Für die Kunsthistoriker ist die Stadt an der Elbe nicht zuletzt interessant, weil hier städtebaulich viel passiert ist. Rege Bautätigkeit im 19. und frühen 20. Jahrhundert, Zerstörung im Zweiten Weltkrieg, sozialistische Stadtplanungen, erneuter Abriss, Wiederaufbauten nach der Wende und Neubau in historischem Stil. Ganze Gebäudezüge an prägnanten Plätzen sind allein seit 1989 neu entstanden. „Die Stadt hat so gewaltige Veränderungen hinter sich“, sagt Bürger. „Da ändern sich nicht nur Fassaden oder Werbeschilder an Häusern.“
Wissen wie Oper, Frauenkirche, Straßenzüge um 1900 ausgesehen haben – „darum allein geht es uns nicht“, sagt der Kunsthistoriker, der selbst über 15 Jahre in Dresden arbeitete und lebte. Mit seiner Kollegin Dr. Kristina Friedrichs interessiert sich Bürger vor allem für die Wechselbeziehungen von Architektur, Mensch und Bild. Oder, wie er sagt, um eine zentrale Frage: „Wie bewegt der Stadtraum die Menschen, und wie bewegt sich das Bild von der Stadt in ihren Köpfen?“
Mit Hilfe der Bilder aus der Riesensammlung der Fotothek wollen die Wissenschaftler diese „Bewegungen“ und Stadtbild-Vorstellungen sichtbar machen – möglichst auf einer Zeitschiene, möglichst im Dreidimensionalen. Dabei konzentrieren sie sich zunächst auf zwei Schauplätze: das Kronentor des Zwingers, von dem allein es mehrere Tausend Aufnahmen gibt. Und die Prager Straße, die prominente Allee, die zwischen 1851 und 1853 als direkte Verbindung zwischen der Altstadt und dem heutigen Hauptbahnhof entstand. Mal dicht, mal weniger dicht bebaut, mal mit hohen Häusern, mal mit flachen: „Da haben wir völlig verschiedene Aufnahmesituationen“, sagt Bürger. Im Moment sucht Kristina Friedrichs nach geeigneten Fotos dafür.

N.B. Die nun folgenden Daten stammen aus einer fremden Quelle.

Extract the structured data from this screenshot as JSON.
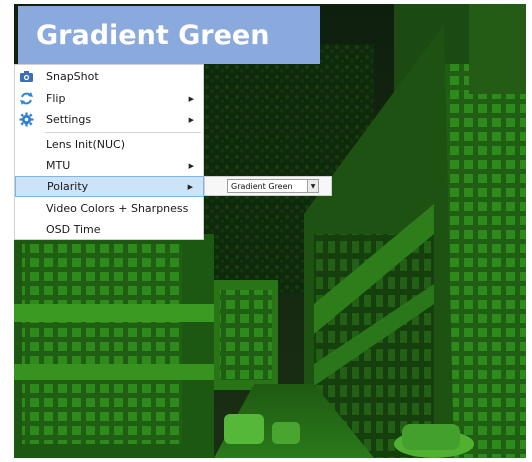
{
  "banner": {
    "title": "Gradient Green"
  },
  "menu": {
    "items": [
      {
        "label": "SnapShot",
        "icon": "camera-icon",
        "has_submenu": false
      },
      {
        "label": "Flip",
        "icon": "flip-icon",
        "has_submenu": true
      },
      {
        "label": "Settings",
        "icon": "gear-icon",
        "has_submenu": true
      },
      {
        "label": "Lens Init(NUC)",
        "has_submenu": false
      },
      {
        "label": "MTU",
        "has_submenu": true
      },
      {
        "label": "Polarity",
        "has_submenu": true,
        "highlighted": true
      },
      {
        "label": "Video Colors + Sharpness",
        "has_submenu": false
      },
      {
        "label": "OSD Time",
        "has_submenu": false
      }
    ]
  },
  "polarity": {
    "selected": "Gradient Green"
  },
  "colors": {
    "banner": "#8aa9dd",
    "highlight": "#cde3f7",
    "palette": "gradient-green"
  }
}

Was das Kronentor angeht, ist Bürger zuversichtlich, dass die Informatiker es dreidimensional rekonstruieren können. Für die Prager Straße, in der heute kein Stein mehr so auf dem anderen steht wie vor 150 Jahren, wird das schon schwierig: „Es könnte sein, dass es nur Aufnahmen von bestimmten Prachtansichten gibt, nicht aber von der gesamten Straße.“ Offen ist, ob sich das Verfahren prinzipiell für größere Räume eignet und wie viele Fotos dafür nötig sind.
Aber auch, wenn es nur Bilder der Schokoladenseiten gibt und unschöne Ecken und Hinterhofszenen ausgeblendet werden: „Das Foto ist Ergebnis eines Verhaltens und gibt Auskunft über Stadtidentitäten“, sagt Bürger. Oft fotografierte Ansichten können das Image einer Stadt bestimmen – und auch die Entwicklung einer Stadt beeinflussen. Der Wiederaufbau der Frauenkirche zwischen 1995 und 2005 sei ein gutes Beispiel: „Die Sichtbarkeit der Kuppel war damals ein oft genanntes Argument. Sie sollte das Bild der Stadt wieder komplettieren.“
Wie oft wird ein bestimmtes Objekt fotografiert? Welcher Standort wird dabei bevorzugt? Welche Absicht steckt dahinter? Solche Fragen hoffen die Kunsthistoriker im Forschungsprojekt beantworten zu können. Obwohl das nicht unbedingt ihr vorrangiges Ziel ist: „Momentan geht es darum, mit Hilfe der Informatik ein Forschungswerkzeug zu entwickeln. Wir sollen dabei sicherstellen, dass dieses Werkzeug am Ende für unsere geisteswissenschaftlichen Zwecke nutzbar und auf andere Anwendungen übertragbar ist.“
Für die Informatiker ist eine verbesserte Suchfunktion nur ein Aspekt. Als Experten für Mensch-Computer-Interaktionen geht es ihnen auch um das Weitergeben von Information: „Heutzutage wird das Wissen über die Stadt und ihre Entwicklung in der Regel über Ausstellungen vermittelt, also im Museum“, sagt Niebling. Mit seiner Gruppe will er einen anderen Weg gehen: Augmented Reality, zu Deutsch „erweiterte Realität“. Die Informatiker wollen die Wissensvermittlung nach draußen verlagern, mobil zugänglich machen, am Ort selbst. Und sie denken auch an den Touristen, der vor dem Zwinger steht.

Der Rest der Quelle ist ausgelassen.